3) How can it be specified (at design time) which operation types defined
in the callback interface description can be correlated with which
individual operation types defined in the service interface description?

Answer:
This kind of metadata about the service and the callback must be provided outside the standard SCA metadata.

It could be done through informal documentation.  It could be done by more formal means (one possibility might
be to use abstract BPEL to indicate the sequencing of messages).  SCA leaves this open to the creator of the
callback interface and the service that uses it.

The problem in the general case is to convey alternatives.  In the simplest case, one forward call results in exactly
one invocation of the callback interface (see Isseue 33 and the "long running request/response" pattern as an example
of this).  However, there are plenty of existing examples of asynchronous sequences much more complex than this.
Even ordering a book with Amazon has this potential for complex interactions - one request to order a set of books
results (usually) in at least 2 responses - one accepting the order and one indicating dispatch of the package.  However,
not all the order may get dispatched at once and a sequence of messages for each dispatch can occur.  It is also
possible that one or more books is not available for some lenghy period, in which case a callback message is
sent which gives the client the opportunity to cancel that part of the order.  OK, this is all done with email, but it is
possible to see that similar sequences could apply to order processing offered as Web services.

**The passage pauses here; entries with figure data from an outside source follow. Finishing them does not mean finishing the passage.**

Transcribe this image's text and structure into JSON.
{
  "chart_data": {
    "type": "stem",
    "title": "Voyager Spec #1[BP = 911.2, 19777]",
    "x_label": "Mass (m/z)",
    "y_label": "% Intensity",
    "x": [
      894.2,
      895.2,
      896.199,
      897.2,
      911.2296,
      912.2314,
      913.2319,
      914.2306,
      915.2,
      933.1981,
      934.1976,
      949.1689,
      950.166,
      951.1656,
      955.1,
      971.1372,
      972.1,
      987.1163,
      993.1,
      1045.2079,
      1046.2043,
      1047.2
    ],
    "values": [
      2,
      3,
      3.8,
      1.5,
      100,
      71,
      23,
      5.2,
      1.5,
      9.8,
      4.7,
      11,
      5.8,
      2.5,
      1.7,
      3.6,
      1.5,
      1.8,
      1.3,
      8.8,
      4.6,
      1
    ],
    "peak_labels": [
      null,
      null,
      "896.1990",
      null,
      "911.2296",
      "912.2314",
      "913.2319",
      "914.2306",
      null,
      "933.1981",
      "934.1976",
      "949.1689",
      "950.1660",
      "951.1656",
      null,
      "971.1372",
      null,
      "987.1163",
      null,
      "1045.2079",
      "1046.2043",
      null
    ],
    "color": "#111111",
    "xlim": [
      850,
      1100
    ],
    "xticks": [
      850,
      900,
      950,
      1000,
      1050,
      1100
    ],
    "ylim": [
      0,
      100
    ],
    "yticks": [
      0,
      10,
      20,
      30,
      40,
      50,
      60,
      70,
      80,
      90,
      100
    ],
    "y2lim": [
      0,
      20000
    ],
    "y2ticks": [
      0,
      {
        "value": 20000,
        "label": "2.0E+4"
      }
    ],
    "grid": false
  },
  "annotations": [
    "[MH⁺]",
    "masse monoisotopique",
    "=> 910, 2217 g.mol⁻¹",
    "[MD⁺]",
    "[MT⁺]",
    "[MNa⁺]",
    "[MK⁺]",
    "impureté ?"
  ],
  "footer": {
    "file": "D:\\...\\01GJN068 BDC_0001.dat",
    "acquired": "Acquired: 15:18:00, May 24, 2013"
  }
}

-----------------------------------------------------------------------------------------
Proposed text for the Assembly specification (CD-01), to be added after line 2333

In a bidirectional interface, the service interface can have more than one operation defined, and the callback interface can
also have more than one operation defined.  A single invocation of an operation on the service interface can cause
zero, one or many invocations of any of the operations on the callback interface.  For a given invocation of a service operation,
which operations are invoked on the callback interface, the number of operations invoked and their sequence are not described
by SCA.  It is possible that this metadata about the bidirectional interface can be supplied through mechanisms outside SCA.  
For example, it might be provided as a written description attached to the callback interface.

-----------------------------------------------------------------------------------------


Yours,  Mike.

Strategist - Emerging Technologies, SCA & SDO.
Co Chair OASIS SCA Assembly TC.
IBM Hursley Park, Mail Point 146, Winchester, SO21 2JN, Great Britain.